The in vitro interaction of gemfibrozil at the level of hepatic fluvastatin uptake was further investigated, as in clinical interaction studies no interference of the two compounds was observed upon their coadministration (Spence et al., 1995). Fluvastatin transport by OATP1B1 was strongly inhibited by gemfibrozil at 200 μM, whereas the effects on the OATP2B1- and OATP1B3-mediated fluvastatin transport by gemfibrozil were considerably weaker (Fig. 6). This inhibitory effect of gemfibrozil on active fluvastatin uptake was much weaker when freshly isolated human hepatocytes were used. Less than 30% inhibition was seen with 200 μM gemfibrozil, whereas the individual expressed transporters were 60 to 90% inhibited by the same gemfibrozil concentration. Multiple transport pathways including other solute carriers also operational in the primary human hepatocytes used might compensate for individual transporters particularly sensitive to inhibition by gemfibrozil. To further explore the quantitative contribution of individual transporters to the hepatic uptake of fluvastatin, selective inhibitors would be required. The gemfibrozil concentration was within the range of total plasma peak concentrations (120–240 μM) found after the usual daily treatments (600 mg b.i.d.) (Wen et al., 2001). However, the protein binding of gemfibrozil (∼95%), which was not considered under the in vitro assay conditions as no protein was added to the incubation medium, might further reduce the inhibitory effect of gemfibrozil in vivo. No significant effect on the area under the curve, maximal plasma concentration, and time-to-maximum concentration, was reported for either compound comparing the combination of fluvastatin and gemfibrozil with the administration of each individual drug alone (Spence et al., 1995). The in vitro results on the fluvastatin-gemfibrozil interaction obtained with overexpressed OATP carriers might therefore be misleading, whereas the inhibition of fluvastatin transport in human hepatocyte better reflects the in vivo results. Therefore, it is important to study the effect of an inhibitor on all transporters significantly involved in the uptake of a given substrate to prevent misleading results based on the inhibition of a single transporter.

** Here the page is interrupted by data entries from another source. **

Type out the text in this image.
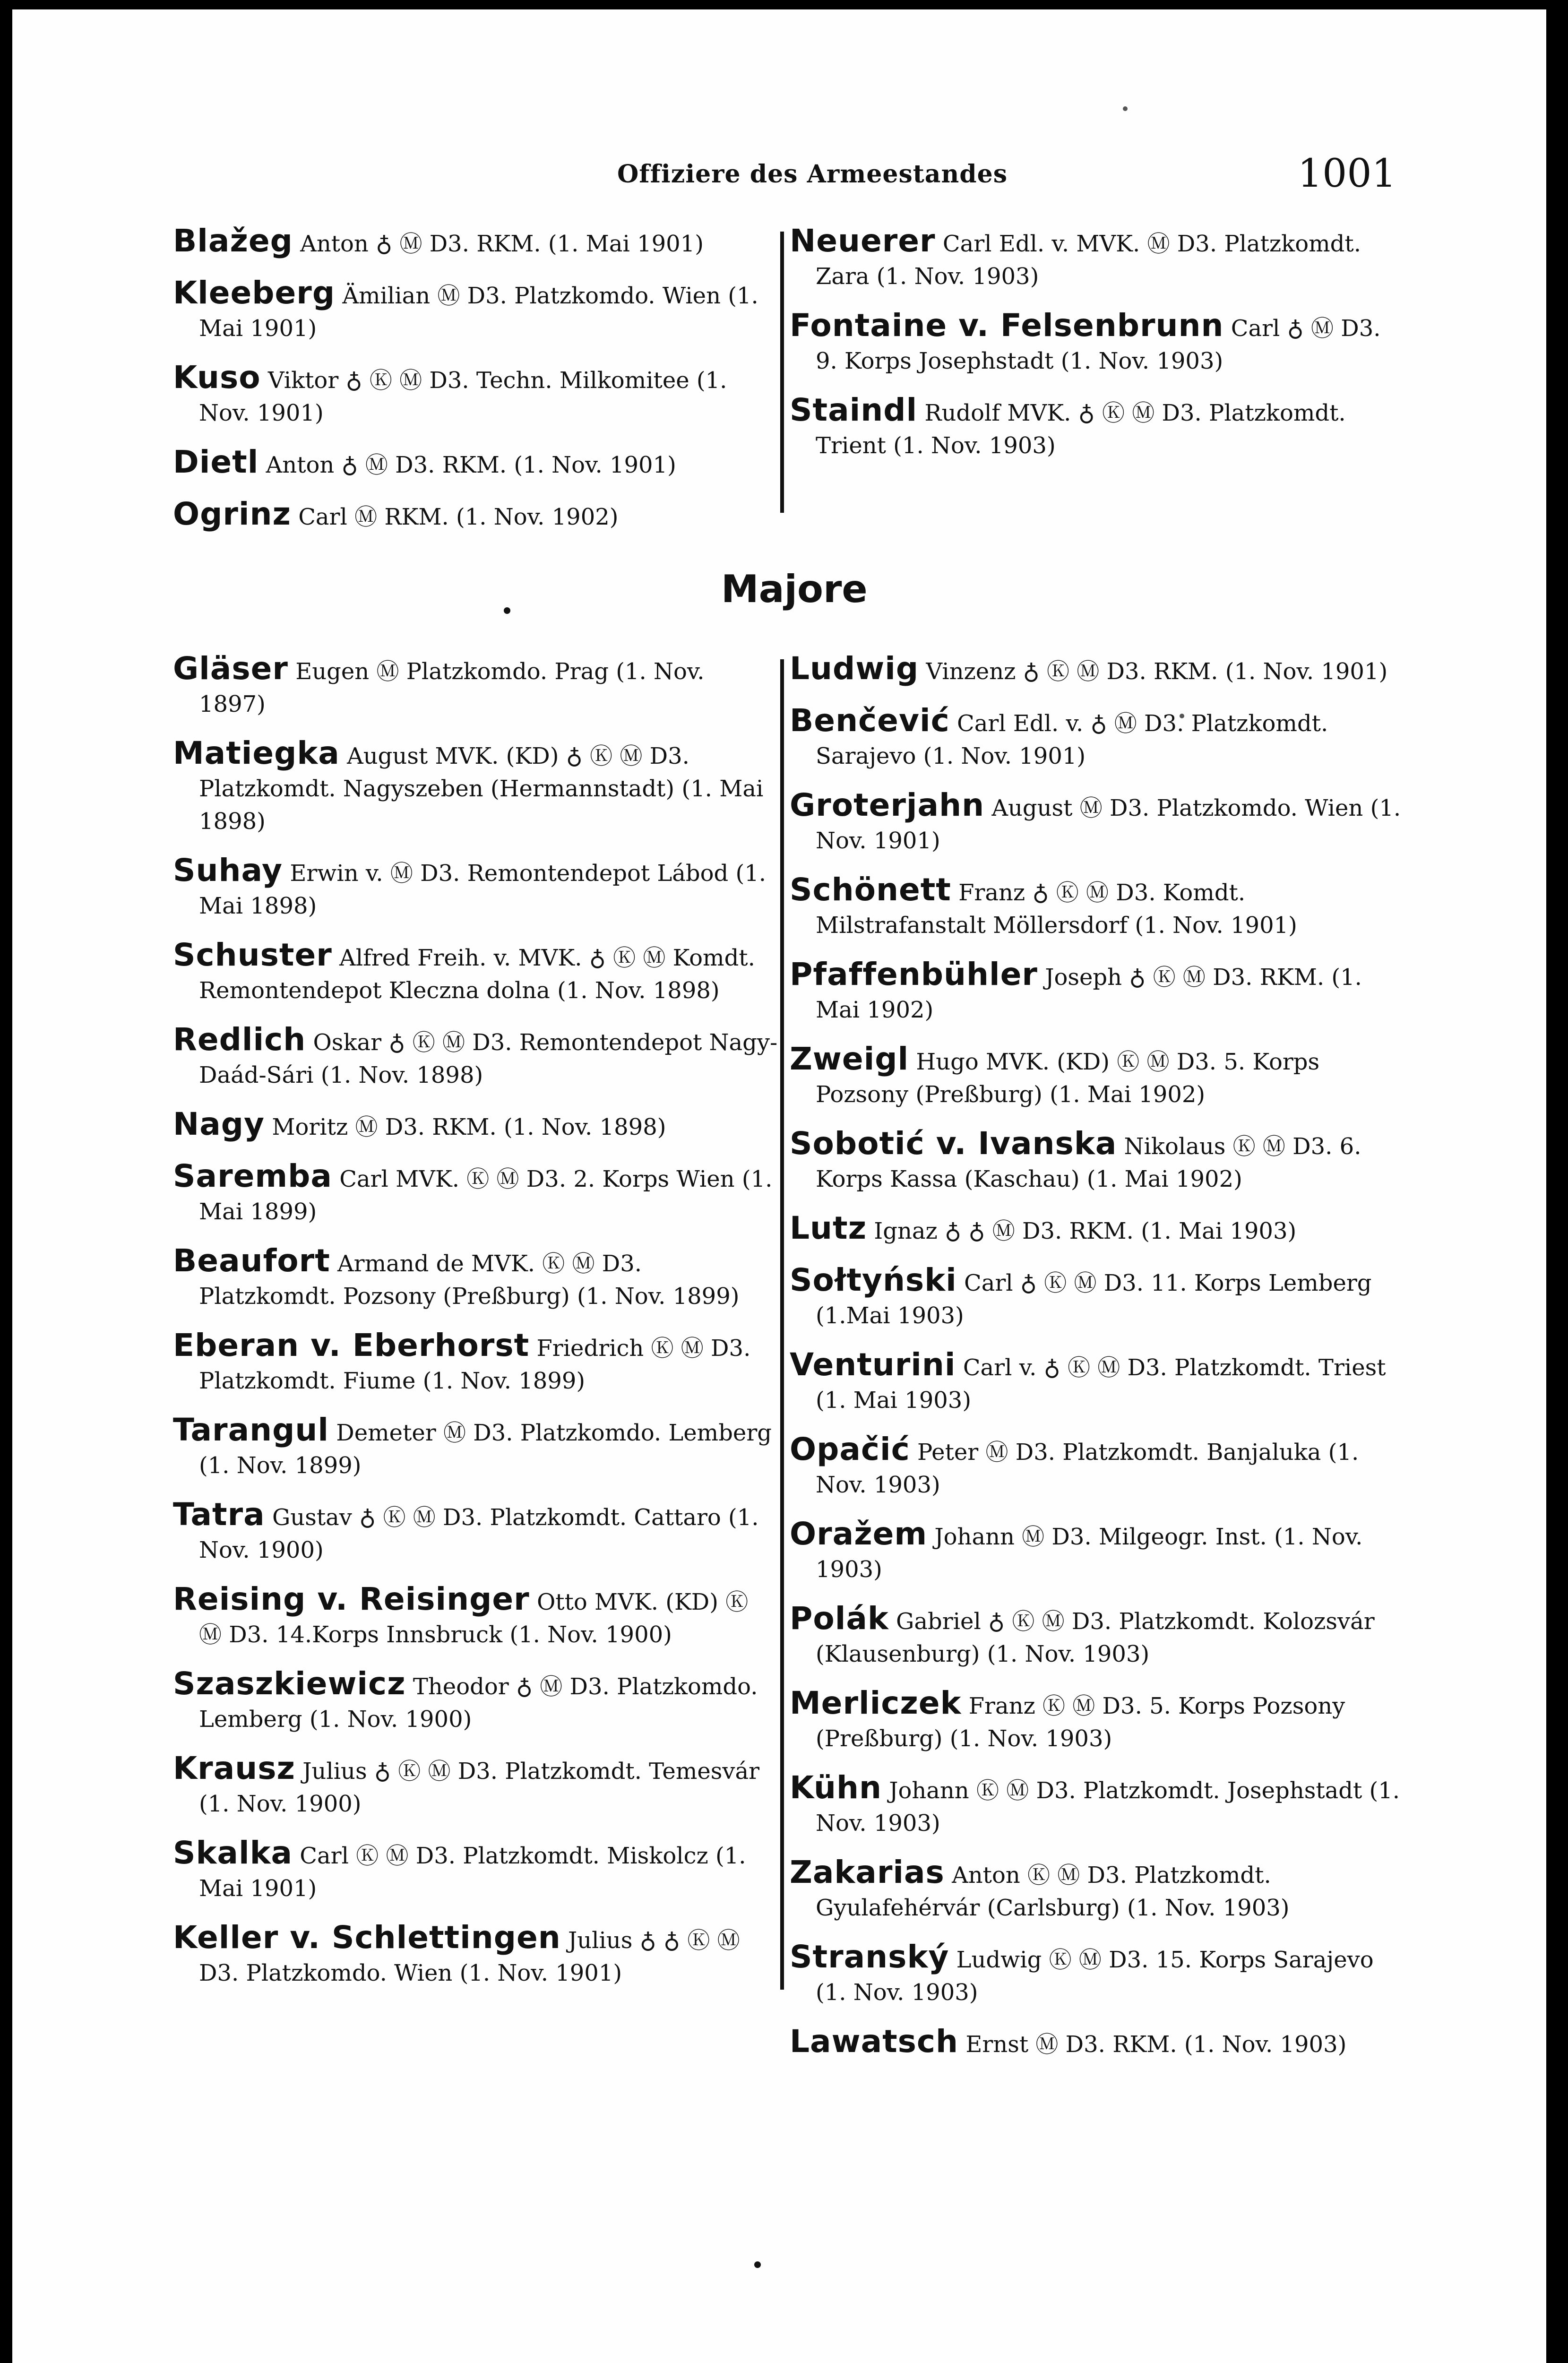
Offiziere des Armeestandes	1001
Blažeg Anton ♁ Ⓜ D3. RKM. (1. Mai 1901)
Kleeberg Ämilian Ⓜ D3. Platzkomdo. Wien (1. Mai 1901)
Kuso Viktor ♁ Ⓚ Ⓜ D3. Techn. Milkomitee (1. Nov. 1901)
Dietl Anton ♁ Ⓜ D3. RKM. (1. Nov. 1901)
Ogrinz Carl Ⓜ RKM. (1. Nov. 1902)
Neuerer Carl Edl. v. MVK. Ⓜ D3. Platzkomdt. Zara (1. Nov. 1903)
Fontaine v. Felsenbrunn Carl ♁ Ⓜ D3. 9. Korps Josephstadt (1. Nov. 1903)
Staindl Rudolf MVK. ♁ Ⓚ Ⓜ D3. Platzkomdt. Trient (1. Nov. 1903)
Majore
Gläser Eugen Ⓜ Platzkomdo. Prag (1. Nov. 1897)
Matiegka August MVK. (KD) ♁ Ⓚ Ⓜ D3. Platzkomdt. Nagyszeben (Hermannstadt) (1. Mai 1898)
Suhay Erwin v. Ⓜ D3. Remontendepot Lábod (1. Mai 1898)
Schuster Alfred Freih. v. MVK. ♁ Ⓚ Ⓜ Komdt. Remontendepot Kleczna dolna (1. Nov. 1898)
Redlich Oskar ♁ Ⓚ Ⓜ D3. Remontendepot Nagy-Daád-Sári (1. Nov. 1898)
Nagy Moritz Ⓜ D3. RKM. (1. Nov. 1898)
Saremba Carl MVK. Ⓚ Ⓜ D3. 2. Korps Wien (1. Mai 1899)
Beaufort Armand de MVK. Ⓚ Ⓜ D3. Platzkomdt. Pozsony (Preßburg) (1. Nov. 1899)
Eberan v. Eberhorst Friedrich Ⓚ Ⓜ D3. Platzkomdt. Fiume (1. Nov. 1899)
Tarangul Demeter Ⓜ D3. Platzkomdo. Lemberg (1. Nov. 1899)
Tatra Gustav ♁ Ⓚ Ⓜ D3. Platzkomdt. Cattaro (1. Nov. 1900)
Reising v. Reisinger Otto MVK. (KD) Ⓚ Ⓜ D3. 14.Korps Innsbruck (1. Nov. 1900)
Szaszkiewicz Theodor ♁ Ⓜ D3. Platzkomdo. Lemberg (1. Nov. 1900)
Krausz Julius ♁ Ⓚ Ⓜ D3. Platzkomdt. Temesvár (1. Nov. 1900)
Skalka Carl Ⓚ Ⓜ D3. Platzkomdt. Miskolcz (1. Mai 1901)
Keller v. Schlettingen Julius ♁ ♁ Ⓚ Ⓜ D3. Platzkomdo. Wien (1. Nov. 1901)
Ludwig Vinzenz ♁ Ⓚ Ⓜ D3. RKM. (1. Nov. 1901)
Benčević Carl Edl. v. ♁ Ⓜ D3. Platzkomdt. Sarajevo (1. Nov. 1901)
Groterjahn August Ⓜ D3. Platzkomdo. Wien (1. Nov. 1901)
Schönett Franz ♁ Ⓚ Ⓜ D3. Komdt. Milstrafanstalt Möllersdorf (1. Nov. 1901)
Pfaffenbühler Joseph ♁ Ⓚ Ⓜ D3. RKM. (1. Mai 1902)
Zweigl Hugo MVK. (KD) Ⓚ Ⓜ D3. 5. Korps Pozsony (Preßburg) (1. Mai 1902)
Sobotić v. Ivanska Nikolaus Ⓚ Ⓜ D3. 6. Korps Kassa (Kaschau) (1. Mai 1902)
Lutz Ignaz ♁ ♁ Ⓜ D3. RKM. (1. Mai 1903)
Sołtyński Carl ♁ Ⓚ Ⓜ D3. 11. Korps Lemberg (1.Mai 1903)
Venturini Carl v. ♁ Ⓚ Ⓜ D3. Platzkomdt. Triest (1. Mai 1903)
Opačić Peter Ⓜ D3. Platzkomdt. Banjaluka (1. Nov. 1903)
Oražem Johann Ⓜ D3. Milgeogr. Inst. (1. Nov. 1903)
Polák Gabriel ♁ Ⓚ Ⓜ D3. Platzkomdt. Kolozsvár (Klausenburg) (1. Nov. 1903)
Merliczek Franz Ⓚ Ⓜ D3. 5. Korps Pozsony (Preßburg) (1. Nov. 1903)
Kühn Johann Ⓚ Ⓜ D3. Platzkomdt. Josephstadt (1. Nov. 1903)
Zakarias Anton Ⓚ Ⓜ D3. Platzkomdt. Gyulafehérvár (Carlsburg) (1. Nov. 1903)
Stranský Ludwig Ⓚ Ⓜ D3. 15. Korps Sarajevo (1. Nov. 1903)
Lawatsch Ernst Ⓜ D3. RKM. (1. Nov. 1903)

In conclusion, our results indicate that in vitro engineered systems expressing individual drug transporters cannot always predict the behavior of substrate/inhibitor combinations in more complex systems, such as human hepatocytes or even in clinical in vivo studies. Results from these in vitro engineered systems are very valuable as they provide a mechanistic insight in what might be expected, but they should always be complemented with experiments in more complex systems, such as primary human hepatocytes, either freshly isolated or cryopreserved, with functional activities of multiple transporters to confirm or contradict the findings. Additionally, different affinity components for certain substrates or inhibitors to transporters, as was demonstrated for estrone-3-sulfate transport by OATP1B1 should be considered. Only such a stepwise mechanistic approach, addressing different, parallel transport pathways and multiple substrates, can ultimately provide in vitro data, predictive of the potential for clinically relevant drug-drug interactions for given substrate/inhibitor combinations.